Hi everyone, I have been wanting to write for a little while, but with the craziness of moving, there are very few things that I have actually accomplished that I have been wanting to do. However, we are moved into our new home in Croghan, and while we are still unpacking it is so nice to be able to drive 5 minutes to work, or even have the option of walking if I don't have too much to carry. Elias is still attending school in Herkimer to become a computer network technician, so that's a 90 min drive 3 times per week, but it's so much closer to be able to work with his dad and just drop in and see our amazing parents! We were incredibly blessed to have the help of all of our parents for the moving out portion and to have amazing friends on the Lewis county side waiting to help us carry everything into the new house. We are incredibly blessed!
No onto the actual post. There is a topic I have been wanting to write about for a long time, but I have wanted to do it with gentleness and love. However, in the meantime, there was a an article that came out that covered one of the sub-topics, I guess you might say, that I would be covering in this post and I decided to dedicate a post all of it's own to talk about this article.
Basically this was an article by two parents who are pregnant with twins as a result of IVF and the title was "I'm Expecting Twins- and I Feel Like I Ruined my Family. As you can imagine, this title did not sit well with me at all, maybe I shouldn't have even read the article. But I did. Frankly I was angered by this article and this couple, I was also saddened for the babies who may someday read this article and feel as though they "ruined" their family's lives. I need to back-track to explain a bit. This couple has a 3 year old and wanted one more. So they turned to IVF. Due to the low success rates of IVF, they decided to transfer two embryos. I need to stop right there. They made the CHOICE to transfer two embryos, no one told them they had to, they could have transferred one and froze any remaining embryos for a later transfer. But no, they transferred two, which means that they knew that they could get pregnant with twins.

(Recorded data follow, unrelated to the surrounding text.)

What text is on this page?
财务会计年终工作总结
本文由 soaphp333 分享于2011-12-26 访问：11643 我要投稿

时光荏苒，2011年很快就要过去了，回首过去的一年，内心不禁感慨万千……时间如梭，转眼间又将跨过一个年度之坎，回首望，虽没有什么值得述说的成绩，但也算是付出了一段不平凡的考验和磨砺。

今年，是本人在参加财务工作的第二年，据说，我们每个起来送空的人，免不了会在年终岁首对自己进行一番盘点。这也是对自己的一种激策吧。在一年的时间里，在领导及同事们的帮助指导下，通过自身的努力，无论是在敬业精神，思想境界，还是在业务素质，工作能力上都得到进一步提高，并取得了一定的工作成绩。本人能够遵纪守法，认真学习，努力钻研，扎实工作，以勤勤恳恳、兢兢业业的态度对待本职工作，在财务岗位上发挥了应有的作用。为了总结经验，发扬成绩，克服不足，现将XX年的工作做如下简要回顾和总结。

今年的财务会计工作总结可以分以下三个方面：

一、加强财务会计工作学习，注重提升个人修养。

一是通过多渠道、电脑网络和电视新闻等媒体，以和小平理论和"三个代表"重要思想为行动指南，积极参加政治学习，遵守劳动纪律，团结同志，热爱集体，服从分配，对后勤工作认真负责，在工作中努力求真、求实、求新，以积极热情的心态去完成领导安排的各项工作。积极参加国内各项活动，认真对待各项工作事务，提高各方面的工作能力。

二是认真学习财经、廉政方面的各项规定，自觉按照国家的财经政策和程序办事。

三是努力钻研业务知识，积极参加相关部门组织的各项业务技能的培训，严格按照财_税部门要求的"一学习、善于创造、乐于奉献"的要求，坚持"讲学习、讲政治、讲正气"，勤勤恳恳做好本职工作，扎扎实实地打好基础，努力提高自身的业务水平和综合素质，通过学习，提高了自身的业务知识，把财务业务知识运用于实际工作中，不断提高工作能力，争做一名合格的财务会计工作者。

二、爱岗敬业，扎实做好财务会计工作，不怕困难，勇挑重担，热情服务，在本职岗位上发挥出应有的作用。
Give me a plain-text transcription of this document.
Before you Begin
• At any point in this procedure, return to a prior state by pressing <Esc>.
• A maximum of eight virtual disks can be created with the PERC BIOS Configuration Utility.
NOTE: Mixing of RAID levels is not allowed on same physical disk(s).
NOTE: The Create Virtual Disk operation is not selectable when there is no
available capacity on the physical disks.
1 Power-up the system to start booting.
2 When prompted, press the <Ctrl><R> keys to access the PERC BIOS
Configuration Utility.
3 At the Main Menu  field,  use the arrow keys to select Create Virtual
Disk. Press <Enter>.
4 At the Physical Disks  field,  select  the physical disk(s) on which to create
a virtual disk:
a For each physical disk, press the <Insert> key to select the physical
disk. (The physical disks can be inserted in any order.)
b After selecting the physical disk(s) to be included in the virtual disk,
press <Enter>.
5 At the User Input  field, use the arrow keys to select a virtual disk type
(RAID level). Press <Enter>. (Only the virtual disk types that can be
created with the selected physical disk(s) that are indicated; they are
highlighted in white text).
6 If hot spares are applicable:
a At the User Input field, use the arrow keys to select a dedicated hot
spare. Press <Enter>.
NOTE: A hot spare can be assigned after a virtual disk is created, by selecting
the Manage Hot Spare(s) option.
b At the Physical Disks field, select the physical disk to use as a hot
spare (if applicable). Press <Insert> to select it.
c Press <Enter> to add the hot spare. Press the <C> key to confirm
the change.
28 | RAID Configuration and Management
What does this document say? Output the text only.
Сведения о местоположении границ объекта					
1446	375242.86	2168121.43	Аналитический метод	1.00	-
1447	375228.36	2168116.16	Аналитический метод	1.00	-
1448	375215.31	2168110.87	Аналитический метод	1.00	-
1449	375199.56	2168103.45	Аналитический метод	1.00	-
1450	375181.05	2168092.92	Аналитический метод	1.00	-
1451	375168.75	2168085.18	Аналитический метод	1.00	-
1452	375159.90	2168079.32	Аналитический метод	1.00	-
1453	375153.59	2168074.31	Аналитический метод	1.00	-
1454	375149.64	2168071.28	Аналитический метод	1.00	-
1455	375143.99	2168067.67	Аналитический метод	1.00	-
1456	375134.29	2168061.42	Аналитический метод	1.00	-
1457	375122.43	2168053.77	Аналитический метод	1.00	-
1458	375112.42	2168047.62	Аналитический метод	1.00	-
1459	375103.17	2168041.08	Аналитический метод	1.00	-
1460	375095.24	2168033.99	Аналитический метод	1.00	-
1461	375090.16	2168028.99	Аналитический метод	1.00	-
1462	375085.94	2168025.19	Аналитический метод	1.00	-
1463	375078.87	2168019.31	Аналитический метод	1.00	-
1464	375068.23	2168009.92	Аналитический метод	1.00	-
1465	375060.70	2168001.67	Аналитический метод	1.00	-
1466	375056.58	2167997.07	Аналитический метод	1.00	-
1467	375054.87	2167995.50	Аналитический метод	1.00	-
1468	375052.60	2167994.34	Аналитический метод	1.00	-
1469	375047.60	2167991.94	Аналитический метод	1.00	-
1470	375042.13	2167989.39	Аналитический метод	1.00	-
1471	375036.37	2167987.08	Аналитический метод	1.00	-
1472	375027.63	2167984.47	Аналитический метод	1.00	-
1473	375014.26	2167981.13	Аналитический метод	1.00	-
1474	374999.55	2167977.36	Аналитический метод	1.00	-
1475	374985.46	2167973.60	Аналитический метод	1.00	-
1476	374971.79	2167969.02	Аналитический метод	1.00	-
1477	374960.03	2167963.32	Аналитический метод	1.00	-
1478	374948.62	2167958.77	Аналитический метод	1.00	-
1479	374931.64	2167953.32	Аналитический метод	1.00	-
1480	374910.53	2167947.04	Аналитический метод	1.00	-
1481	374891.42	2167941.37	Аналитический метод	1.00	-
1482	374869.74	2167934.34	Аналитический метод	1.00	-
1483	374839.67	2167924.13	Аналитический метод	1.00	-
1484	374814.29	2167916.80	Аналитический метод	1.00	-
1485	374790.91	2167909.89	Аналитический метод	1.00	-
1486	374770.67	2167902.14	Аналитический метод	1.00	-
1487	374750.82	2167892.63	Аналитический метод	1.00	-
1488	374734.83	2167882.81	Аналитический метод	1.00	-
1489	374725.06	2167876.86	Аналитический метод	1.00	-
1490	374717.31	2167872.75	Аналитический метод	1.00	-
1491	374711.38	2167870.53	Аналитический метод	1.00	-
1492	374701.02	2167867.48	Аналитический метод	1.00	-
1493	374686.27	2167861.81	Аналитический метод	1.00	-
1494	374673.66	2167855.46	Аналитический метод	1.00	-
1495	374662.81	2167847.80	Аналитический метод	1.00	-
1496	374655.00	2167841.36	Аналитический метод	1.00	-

Now I can empathize with the fact that they are scared and unsure if they can financially provide for two extra children and that they were not expecting both embryos to take. But the mother goes on and on about how horrible the pregnancy is and how awful she feels and how she can't play with her son the way she used to.
Here is my issue, I'm not going to pretend like I know what it's like to be pregnant, but I would love to know. I know that some people love it and others hate it. Some have it easy, some have really difficult pregnancies. However, one of my biggest pet peeves is people complaining publicly about their pregnancy. I can guarantee you that no matter how much you hate being pregnant and how horrible you feel, there are thousands of women, just like me, who would take your place in an instant. I can empathize with someone who says, this is hard, harder than I ever I thought. I can even empathize with women who don't enjoy being pregnant. I have a hard time empathizing with women who publicly complain about their pregnancies whether it be verbally in groups, on Facebook, or in this case, a very public article.
Please understand that every time you complain publicly, there may be people around you that are hurting in a way that you can't understand. There is even a chance that you could lose a friend over this, I have heard of it happening. You don't need to walk on eggshells around women struggling with infertility, but please be mindful of what you say when around them or on Facebook, which is the most painful place to be exposed to pregnancy whether it be announcements, pictures or complaints. Also, keep in mind that you may not know that a woman around you is struggling. No, we can't understand the discomfort and emotions that you are feeling, but you also can't understand the gut wrenching sobs that we have cried over the fact that we cannot become the one thing that we want more than anything in the world. The thing that many of us feel we were created to be.....a mother. Also, please understand that your children may some day see or hear what you said, and they may not be able to understand your emotions in that moment. The last thing anyone should want, is for their child to feel as though he/she were unwanted.
Please know that I am not condemning anyone, and if you have been on of those that complained publicly, that's okay. My goal is to raise awareness and help everyone be more mindful of the pain that other's may be suffering around them, not just in regards to infertility, but in life in general.